My task for the day yesterday was the makeup drawer in my bathroom, and I found that I am apparently reluctant to throw makeup away, even if I no longer use it. In my twenties, I succumbed to the siren song of the Clinique Bonus Pack, where you could buy a foundation and get a handy little travel case filled with sample sized skin lotion and other treatments, plus eyeshadows, blushers and several full-sized lipsticks. You never had to buy any makeup other than the foundation. But then they changed the price threshold for getting the bonus pack, so that it was a dollar or so over the cost of the foundation, which meant you had to buy something else in addition to the foundation. Since I already had just about every shade of lipstick they made, I figured I could move on to some other kind of makeup. Considering how long ago that was, I just threw away every Clinique item in the drawer, and that emptied a lot of space.
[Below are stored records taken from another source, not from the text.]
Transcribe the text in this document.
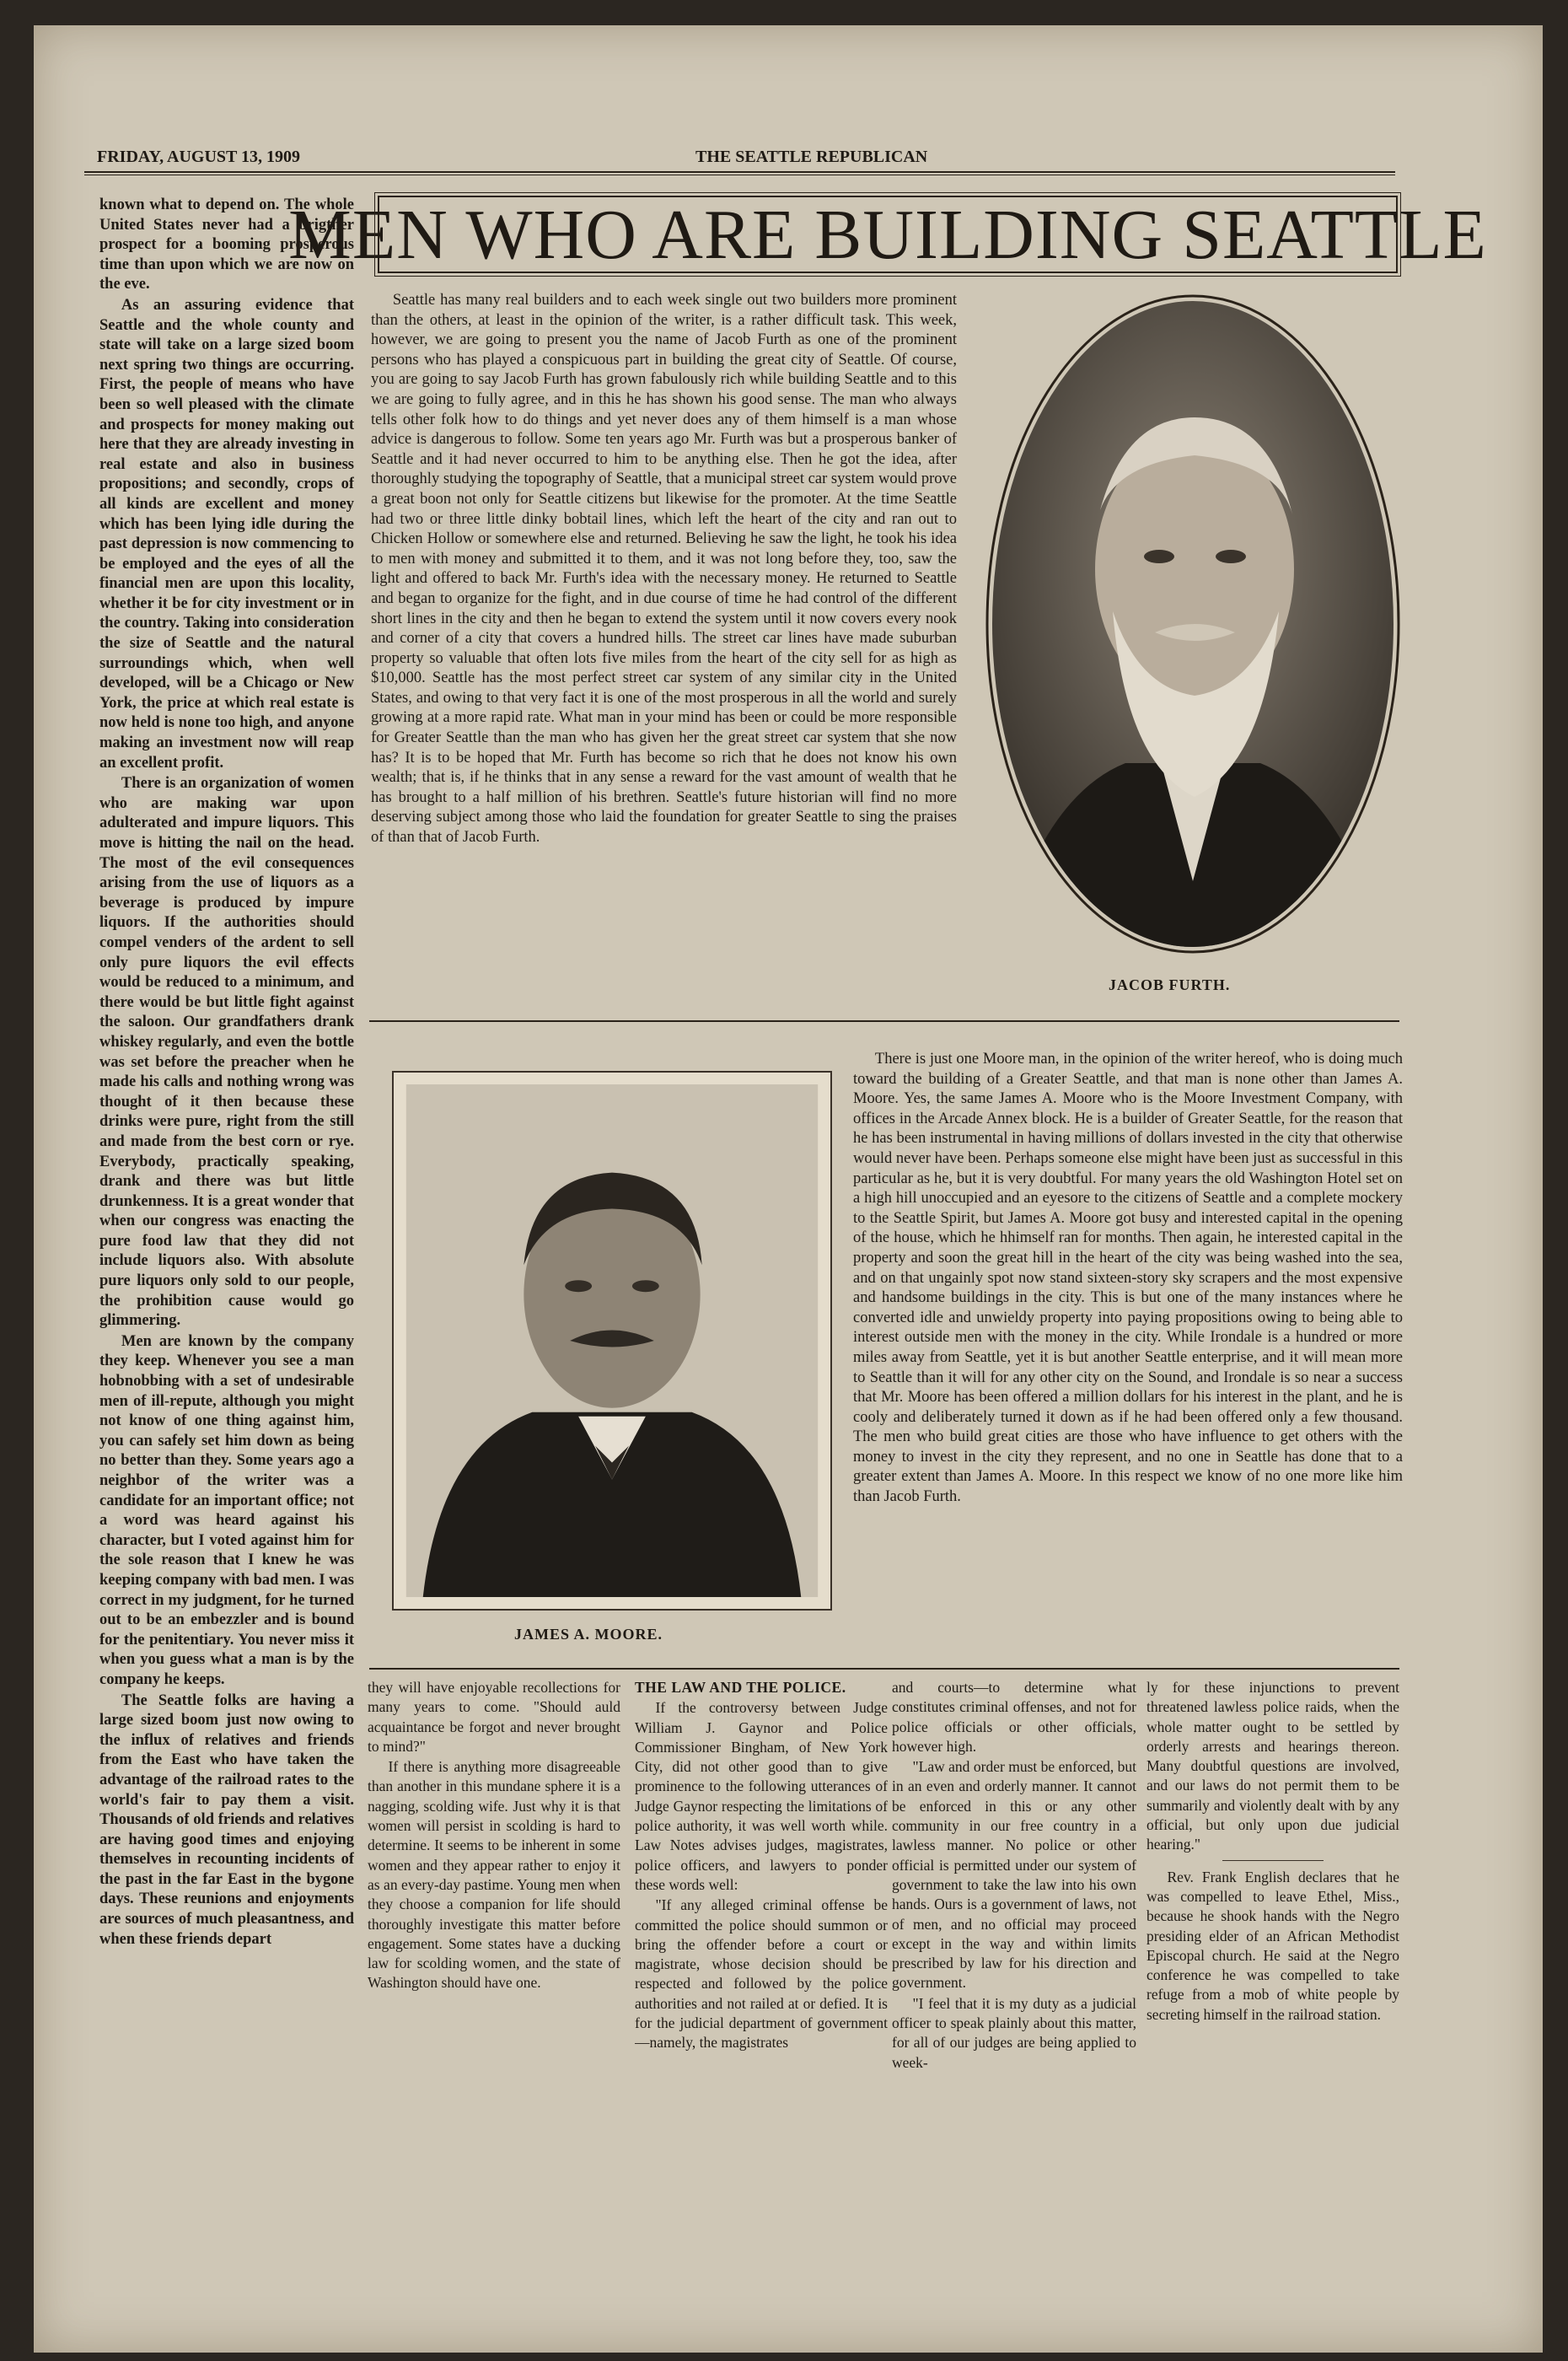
FRIDAY, AUGUST 13, 1909	THE SEATTLE REPUBLICAN

known what to depend on. The whole United States never had a brigther prospect for a booming prosperous time than upon which we are now on the eve.

As an assuring evidence that Seattle and the whole county and state will take on a large sized boom next spring two things are occurring. First, the people of means who have been so well pleased with the climate and prospects for money making out here that they are already investing in real estate and also in business propositions; and secondly, crops of all kinds are excellent and money which has been lying idle during the past depression is now commencing to be employed and the eyes of all the financial men are upon this locality, whether it be for city investment or in the country. Taking into consideration the size of Seattle and the natural surroundings which, when well developed, will be a Chicago or New York, the price at which real estate is now held is none too high, and anyone making an investment now will reap an excellent profit.

There is an organization of women who are making war upon adulterated and impure liquors. This move is hitting the nail on the head. The most of the evil consequences arising from the use of liquors as a beverage is produced by impure liquors. If the authorities should compel venders of the ardent to sell only pure liquors the evil effects would be reduced to a minimum, and there would be but little fight against the saloon. Our grandfathers drank whiskey regularly, and even the bottle was set before the preacher when he made his calls and nothing wrong was thought of it then because these drinks were pure, right from the still and made from the best corn or rye. Everybody, practically speaking, drank and there was but little drunkenness. It is a great wonder that when our congress was enacting the pure food law that they did not include liquors also. With absolute pure liquors only sold to our people, the prohibition cause would go glimmering.

Men are known by the company they keep. Whenever you see a man hobnobbing with a set of undesirable men of ill-repute, although you might not know of one thing against him, you can safely set him down as being no better than they. Some years ago a neighbor of the writer was a candidate for an important office; not a word was heard against his character, but I voted against him for the sole reason that I knew he was keeping company with bad men. I was correct in my judgment, for he turned out to be an embezzler and is bound for the penitentiary. You never miss it when you guess what a man is by the company he keeps.

The Seattle folks are having a large sized boom just now owing to the influx of relatives and friends from the East who have taken the advantage of the railroad rates to the world's fair to pay them a visit. Thousands of old friends and relatives are having good times and enjoying themselves in recounting incidents of the past in the far East in the bygone days. These reunions and enjoyments are sources of much pleasantness, and when these friends depart

MEN WHO ARE BUILDING SEATTLE

Seattle has many real builders and to each week single out two builders more prominent than the others, at least in the opinion of the writer, is a rather difficult task. This week, however, we are going to present you the name of Jacob Furth as one of the prominent persons who has played a conspicuous part in building the great city of Seattle. Of course, you are going to say Jacob Furth has grown fabulously rich while building Seattle and to this we are going to fully agree, and in this he has shown his good sense. The man who always tells other folk how to do things and yet never does any of them himself is a man whose advice is dangerous to follow. Some ten years ago Mr. Furth was but a prosperous banker of Seattle and it had never occurred to him to be anything else. Then he got the idea, after thoroughly studying the topography of Seattle, that a municipal street car system would prove a great boon not only for Seattle citizens but likewise for the promoter. At the time Seattle had two or three little dinky bobtail lines, which left the heart of the city and ran out to Chicken Hollow or somewhere else and returned. Believing he saw the light, he took his idea to men with money and submitted it to them, and it was not long before they, too, saw the light and offered to back Mr. Furth's idea with the necessary money. He returned to Seattle and began to organize for the fight, and in due course of time he had control of the different short lines in the city and then he began to extend the system until it now covers every nook and corner of a city that covers a hundred hills. The street car lines have made suburban property so valuable that often lots five miles from the heart of the city sell for as high as $10,000. Seattle has the most perfect street car system of any similar city in the United States, and owing to that very fact it is one of the most prosperous in all the world and surely growing at a more rapid rate. What man in your mind has been or could be more responsible for Greater Seattle than the man who has given her the great street car system that she now has? It is to be hoped that Mr. Furth has become so rich that he does not know his own wealth; that is, if he thinks that in any sense a reward for the vast amount of wealth that he has brought to a half million of his brethren. Seattle's future historian will find no more deserving subject among those who laid the foundation for greater Seattle to sing the praises of than that of Jacob Furth.

JACOB FURTH.
JAMES A. MOORE.

There is just one Moore man, in the opinion of the writer hereof, who is doing much toward the building of a Greater Seattle, and that man is none other than James A. Moore. Yes, the same James A. Moore who is the Moore Investment Company, with offices in the Arcade Annex block. He is a builder of Greater Seattle, for the reason that he has been instrumental in having millions of dollars invested in the city that otherwise would never have been. Perhaps someone else might have been just as successful in this particular as he, but it is very doubtful. For many years the old Washington Hotel set on a high hill unoccupied and an eyesore to the citizens of Seattle and a complete mockery to the Seattle Spirit, but James A. Moore got busy and interested capital in the opening of the house, which he hhimself ran for months. Then again, he interested capital in the property and soon the great hill in the heart of the city was being washed into the sea, and on that ungainly spot now stand sixteen-story sky scrapers and the most expensive and handsome buildings in the city. This is but one of the many instances where he converted idle and unwieldy property into paying propositions owing to being able to interest outside men with the money in the city. While Irondale is a hundred or more miles away from Seattle, yet it is but another Seattle enterprise, and it will mean more to Seattle than it will for any other city on the Sound, and Irondale is so near a success that Mr. Moore has been offered a million dollars for his interest in the plant, and he is cooly and deliberately turned it down as if he had been offered only a few thousand. The men who build great cities are those who have influence to get others with the money to invest in the city they represent, and no one in Seattle has done that to a greater extent than James A. Moore. In this respect we know of no one more like him than Jacob Furth.

they will have enjoyable recollections for many years to come. "Should auld acquaintance be forgot and never brought to mind?"

If there is anything more disagreeable than another in this mundane sphere it is a nagging, scolding wife. Just why it is that women will persist in scolding is hard to determine. It seems to be inherent in some women and they appear rather to enjoy it as an every-day pastime. Young men when they choose a companion for life should thoroughly investigate this matter before engagement. Some states have a ducking law for scolding women, and the state of Washington should have one.

THE LAW AND THE POLICE.

If the controversy between Judge William J. Gaynor and Police Commissioner Bingham, of New York City, did not other good than to give prominence to the following utterances of Judge Gaynor respecting the limitations of police authority, it was well worth while. Law Notes advises judges, magistrates, police officers, and lawyers to ponder these words well:

"If any alleged criminal offense be committed the police should summon or bring the offender before a court or magistrate, whose decision should be respected and followed by the police authorities and not railed at or defied. It is for the judicial department of government—namely, the magistrates

and courts—to determine what constitutes criminal offenses, and not for police officials or other officials, however high.

"Law and order must be enforced, but in an even and orderly manner. It cannot be enforced in this or any other community in our free country in a lawless manner. No police or other official is permitted under our system of government to take the law into his own hands. Ours is a government of laws, not of men, and no official may proceed except in the way and within limits prescribed by law for his direction and government.

"I feel that it is my duty as a judicial officer to speak plainly about this matter, for all of our judges are being applied to week-

ly for these injunctions to prevent threatened lawless police raids, when the whole matter ought to be settled by orderly arrests and hearings thereon. Many doubtful questions are involved, and our laws do not permit them to be summarily and violently dealt with by any official, but only upon due judicial hearing."

Rev. Frank English declares that he was compelled to leave Ethel, Miss., because he shook hands with the Negro presiding elder of an African Methodist Episcopal church. He said at the Negro conference he was compelled to take refuge from a mob of white people by secreting himself in the railroad station.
What I was really surprised to find was a Merle Norman blush because that had to date back to high school, when the Merle Norman makeover was a kind of rite of passage (and a big reason why most of the girls in my school looked like they were in the circus, or at least on stage, and why my senior portraits involve a truly scary eye look). I have no idea why it was still in there, as it's certainly beyond use and I have no sentimental attachment. I guess I have issues with throwing away things that haven't been used up. I was also surprised by how many hotel hand lotions I have in there, and I found a few other things that I should have been using but forgot I had. I need to find a way to organize that drawer (possibly using some of those Clinique Bonus Pack cases) so I can find things more easily and put away more of the stuff that's on the counter.
Other than clearing out that drawer, I don't feel like I got a lot accomplished. It was a day when I needed to focus, and I got a bit of news that threw my focus off. Not bad news, but the kind of thing that made me start thinking about something else, which led to research, which led to more thinking, which led to composing e-mails in my head. I think I have managed to figure out the ending for The Book That Will Not Die, but I couldn't seem to focus enough to actually write. I know the person who sent the e-mail wasn't deliberately trying to sabotage me, but it was frustrating since there was no real time urgency to the message and nothing I could do about it at the moment, since it was mostly a heads up about something I might need to think about in the future. So my response was, "Really? Today, of all days, you decide to drop that on me and kill my productivity?" Though that response was in one of those mental e-mails that I didn't send. I might have done better if I'd written some of those mental e-mails, but on the non-Internet computer so they couldn't accidentally be sent. Then I would have them out of my brain instead of still composing them. I've read about a study saying that people feel better after writing a letter about something than they do after venting to a friend. People actually feel a little worse or angrier after the friend venting, but composing a letter, even if it's one you never send, does better for getting the anger out of your system and clarifying your thoughts. Not that there was actual anger here, just a lot of points that need to be clarified, and a little bit of "someone on the Internet is wrong!"
Speaking of Internet, as a word of friendly advice, do not visit the web site for a certain very famous anti-breast cancer organization (I'm afraid to even type their name online because they'll start stalking me again) or for their famous several-day fundraising walking event. Because then every single ad on every single Internet site you visit will be for that event, and the amount of pink will make you gag. We were talking about the walking thing in ballet class and couldn't remember the exact (rather high) fundraising requirement, so I was looking it up, and then I regretted doing so. I support their cause, and I even dealt with them when I worked at the medical school, and the people who run it are good people, but if I've gone to their site, I already know about them. I don't need to see their ads everywhere. I cleared cookies, cleared my browser history and finally resorted to clicking on any ad that wasn't for them. Now I'm getting a lot of clothing, furniture and jewelry ads, but I can deal with that. When your marketing makes people afraid to mention your name or visit your web site for fear you'll stalk them, you're doing it wrong.